Careful Words

swallow (n.)

swallow (v.)

  Blind guides, which strain at a gnat, and swallow a camel.

New Testament: Matthew xxiii. 24.

  To blow and swallow at the same moment is not easy.

Plautus (254(?)-184 b c): Mostellaria. Act iii. Sc. 2, 104. (791.)

  As the bird by wandering, as the swallow by flying, so the curse causeless shall not come.

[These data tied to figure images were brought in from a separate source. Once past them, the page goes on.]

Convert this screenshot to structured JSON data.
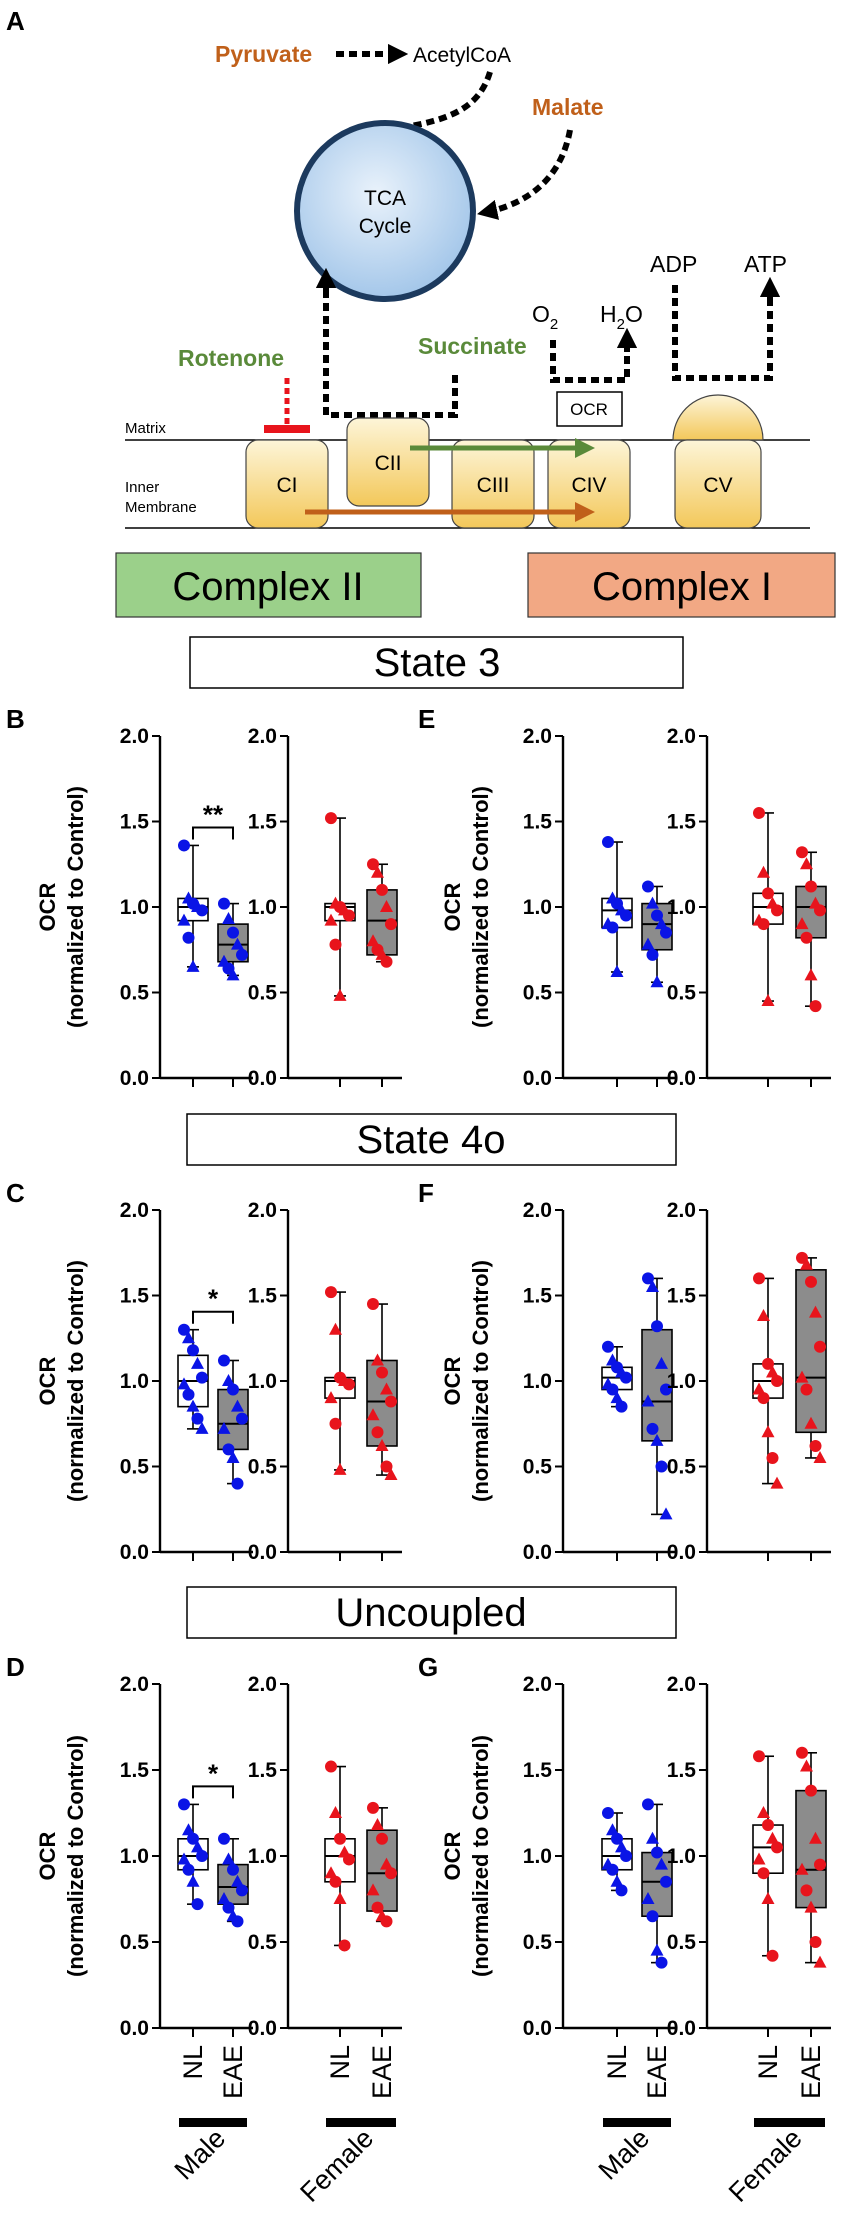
{
  "figure": {
    "panel_labels": {
      "A": "A",
      "B": "B",
      "C": "C",
      "D": "D",
      "E": "E",
      "F": "F",
      "G": "G"
    },
    "diagram": {
      "pyruvate": "Pyruvate",
      "acetylcoa": "AcetylCoA",
      "malate": "Malate",
      "tca_line1": "TCA",
      "tca_line2": "Cycle",
      "adp": "ADP",
      "atp": "ATP",
      "o2": "O",
      "o2_sub": "2",
      "h2o_h": "H",
      "h2o_sub": "2",
      "h2o_o": "O",
      "ocr_box": "OCR",
      "rotenone": "Rotenone",
      "succinate": "Succinate",
      "matrix": "Matrix",
      "inner_line1": "Inner",
      "inner_line2": "Membrane",
      "complexes": {
        "ci": "CI",
        "cii": "CII",
        "ciii": "CIII",
        "civ": "CIV",
        "cv": "CV"
      }
    },
    "complex_ii_label": "Complex II",
    "complex_i_label": "Complex I",
    "banners": {
      "state3": "State 3",
      "state4o": "State 4o",
      "uncoupled": "Uncoupled"
    },
    "y_label_line1": "OCR",
    "y_label_line2": "(normalized to Control)",
    "ticks": [
      "0.0",
      "0.5",
      "1.0",
      "1.5",
      "2.0"
    ],
    "x_categories": [
      "NL",
      "EAE"
    ],
    "groups": [
      "Male",
      "Female"
    ],
    "colors": {
      "male": "#0a14e6",
      "female": "#e8141c",
      "nl_box": "#ffffff",
      "eae_box": "#8c8c8c",
      "green": "#5a8a3a",
      "orange": "#c0601a",
      "complex_ii_bg": "#9bd08a",
      "complex_i_bg": "#f2a884"
    }
  },
  "chart_data": [
    {
      "panel": "B",
      "type": "box",
      "condition": "State 3",
      "substrate": "Complex II",
      "ylim": [
        0,
        2
      ],
      "significance": "**",
      "male": {
        "NL": {
          "min": 0.65,
          "q1": 0.92,
          "median": 1.0,
          "q3": 1.05,
          "max": 1.36,
          "points": [
            1.36,
            1.05,
            1.02,
            1.0,
            0.98,
            0.92,
            0.82,
            0.65
          ]
        },
        "EAE": {
          "min": 0.6,
          "q1": 0.68,
          "median": 0.78,
          "q3": 0.9,
          "max": 1.02,
          "points": [
            1.02,
            0.93,
            0.85,
            0.78,
            0.72,
            0.68,
            0.64,
            0.6
          ]
        }
      },
      "female": {
        "NL": {
          "min": 0.48,
          "q1": 0.92,
          "median": 1.0,
          "q3": 1.02,
          "max": 1.52,
          "points": [
            1.52,
            1.02,
            1.0,
            0.98,
            0.95,
            0.92,
            0.78,
            0.48
          ]
        },
        "EAE": {
          "min": 0.68,
          "q1": 0.72,
          "median": 0.92,
          "q3": 1.1,
          "max": 1.25,
          "points": [
            1.25,
            1.2,
            1.1,
            1.0,
            0.9,
            0.8,
            0.75,
            0.72,
            0.68
          ]
        }
      }
    },
    {
      "panel": "E",
      "type": "box",
      "condition": "State 3",
      "substrate": "Complex I",
      "ylim": [
        0,
        2
      ],
      "male": {
        "NL": {
          "min": 0.62,
          "q1": 0.88,
          "median": 0.98,
          "q3": 1.05,
          "max": 1.38,
          "points": [
            1.38,
            1.05,
            1.02,
            0.98,
            0.95,
            0.9,
            0.88,
            0.62
          ]
        },
        "EAE": {
          "min": 0.56,
          "q1": 0.75,
          "median": 0.9,
          "q3": 1.02,
          "max": 1.12,
          "points": [
            1.12,
            1.02,
            0.95,
            0.9,
            0.85,
            0.78,
            0.72,
            0.56
          ]
        }
      },
      "female": {
        "NL": {
          "min": 0.45,
          "q1": 0.9,
          "median": 1.0,
          "q3": 1.08,
          "max": 1.55,
          "points": [
            1.55,
            1.2,
            1.08,
            1.02,
            0.98,
            0.92,
            0.9,
            0.45
          ]
        },
        "EAE": {
          "min": 0.42,
          "q1": 0.82,
          "median": 1.0,
          "q3": 1.12,
          "max": 1.32,
          "points": [
            1.32,
            1.25,
            1.12,
            1.02,
            0.98,
            0.9,
            0.82,
            0.6,
            0.42
          ]
        }
      }
    },
    {
      "panel": "C",
      "type": "box",
      "condition": "State 4o",
      "substrate": "Complex II",
      "ylim": [
        0,
        2
      ],
      "significance": "*",
      "male": {
        "NL": {
          "min": 0.72,
          "q1": 0.85,
          "median": 1.0,
          "q3": 1.15,
          "max": 1.3,
          "points": [
            1.3,
            1.25,
            1.18,
            1.1,
            1.02,
            0.98,
            0.92,
            0.85,
            0.78,
            0.72
          ]
        },
        "EAE": {
          "min": 0.4,
          "q1": 0.6,
          "median": 0.75,
          "q3": 0.95,
          "max": 1.12,
          "points": [
            1.12,
            1.0,
            0.95,
            0.85,
            0.78,
            0.72,
            0.6,
            0.55,
            0.4
          ]
        }
      },
      "female": {
        "NL": {
          "min": 0.48,
          "q1": 0.9,
          "median": 1.0,
          "q3": 1.02,
          "max": 1.52,
          "points": [
            1.52,
            1.3,
            1.02,
            1.0,
            0.98,
            0.9,
            0.75,
            0.48
          ]
        },
        "EAE": {
          "min": 0.45,
          "q1": 0.62,
          "median": 0.88,
          "q3": 1.12,
          "max": 1.45,
          "points": [
            1.45,
            1.12,
            1.05,
            0.95,
            0.88,
            0.8,
            0.7,
            0.62,
            0.5,
            0.45
          ]
        }
      }
    },
    {
      "panel": "F",
      "type": "box",
      "condition": "State 4o",
      "substrate": "Complex I",
      "ylim": [
        0,
        2
      ],
      "male": {
        "NL": {
          "min": 0.85,
          "q1": 0.95,
          "median": 1.02,
          "q3": 1.08,
          "max": 1.2,
          "points": [
            1.2,
            1.12,
            1.08,
            1.05,
            1.02,
            0.98,
            0.95,
            0.9,
            0.85
          ]
        },
        "EAE": {
          "min": 0.22,
          "q1": 0.65,
          "median": 0.88,
          "q3": 1.3,
          "max": 1.6,
          "points": [
            1.6,
            1.55,
            1.32,
            1.1,
            0.95,
            0.88,
            0.72,
            0.65,
            0.5,
            0.22
          ]
        }
      },
      "female": {
        "NL": {
          "min": 0.4,
          "q1": 0.9,
          "median": 1.0,
          "q3": 1.1,
          "max": 1.6,
          "points": [
            1.6,
            1.38,
            1.1,
            1.05,
            1.0,
            0.95,
            0.9,
            0.7,
            0.55,
            0.4
          ]
        },
        "EAE": {
          "min": 0.55,
          "q1": 0.7,
          "median": 1.02,
          "q3": 1.65,
          "max": 1.72,
          "points": [
            1.72,
            1.68,
            1.58,
            1.4,
            1.2,
            1.02,
            0.95,
            0.75,
            0.62,
            0.55
          ]
        }
      }
    },
    {
      "panel": "D",
      "type": "box",
      "condition": "Uncoupled",
      "substrate": "Complex II",
      "ylim": [
        0,
        2
      ],
      "significance": "*",
      "male": {
        "NL": {
          "min": 0.72,
          "q1": 0.92,
          "median": 1.0,
          "q3": 1.1,
          "max": 1.3,
          "points": [
            1.3,
            1.15,
            1.1,
            1.05,
            1.0,
            0.98,
            0.92,
            0.85,
            0.72
          ]
        },
        "EAE": {
          "min": 0.62,
          "q1": 0.72,
          "median": 0.82,
          "q3": 0.95,
          "max": 1.1,
          "points": [
            1.1,
            0.98,
            0.92,
            0.85,
            0.8,
            0.75,
            0.7,
            0.65,
            0.62
          ]
        }
      },
      "female": {
        "NL": {
          "min": 0.48,
          "q1": 0.85,
          "median": 1.0,
          "q3": 1.1,
          "max": 1.52,
          "points": [
            1.52,
            1.25,
            1.1,
            1.02,
            0.98,
            0.9,
            0.85,
            0.75,
            0.48
          ]
        },
        "EAE": {
          "min": 0.62,
          "q1": 0.68,
          "median": 0.9,
          "q3": 1.15,
          "max": 1.28,
          "points": [
            1.28,
            1.18,
            1.1,
            0.95,
            0.9,
            0.8,
            0.7,
            0.65,
            0.62
          ]
        }
      }
    },
    {
      "panel": "G",
      "type": "box",
      "condition": "Uncoupled",
      "substrate": "Complex I",
      "ylim": [
        0,
        2
      ],
      "male": {
        "NL": {
          "min": 0.8,
          "q1": 0.92,
          "median": 1.0,
          "q3": 1.1,
          "max": 1.25,
          "points": [
            1.25,
            1.15,
            1.1,
            1.05,
            1.0,
            0.95,
            0.92,
            0.85,
            0.8
          ]
        },
        "EAE": {
          "min": 0.38,
          "q1": 0.65,
          "median": 0.85,
          "q3": 1.02,
          "max": 1.3,
          "points": [
            1.3,
            1.1,
            1.02,
            0.95,
            0.85,
            0.75,
            0.65,
            0.45,
            0.38
          ]
        }
      },
      "female": {
        "NL": {
          "min": 0.42,
          "q1": 0.9,
          "median": 1.05,
          "q3": 1.18,
          "max": 1.58,
          "points": [
            1.58,
            1.25,
            1.18,
            1.1,
            1.05,
            0.98,
            0.9,
            0.75,
            0.42
          ]
        },
        "EAE": {
          "min": 0.38,
          "q1": 0.7,
          "median": 0.92,
          "q3": 1.38,
          "max": 1.6,
          "points": [
            1.6,
            1.52,
            1.38,
            1.1,
            0.95,
            0.92,
            0.8,
            0.7,
            0.5,
            0.38
          ]
        }
      }
    }
  ]
}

Old Testament: Proverbs xxvi. 2.

One swallow maketh not summer.

John Heywood (Circa 1565): Proverbes. Part ii. Chap. v.

O Proserpina,

For the flowers now, that frighted thou let'st fall

From Dis's waggon! daffodils,

That come before the swallow dares, and take

The winds of March with beauty; violets dim,

But sweeter than the lids of Juno's eyes

Or Cytherea's breath; pale primroses,

That die unmarried, ere they can behold

Bright Phoebus in his strength,—a malady

Most incident to maids; bold oxlips and

The crown imperial; lilies of all kinds,

The flower-de-luce being one.

William Shakespeare (1564-1616): The Winter's Tale. Act iv. Sc. 4.

Short swallow-flights of song, that dip

Their wings in tears, and skim away.

Alfred Tennyson (1809-1892): In Memoriam. xlviii. Stanza 4.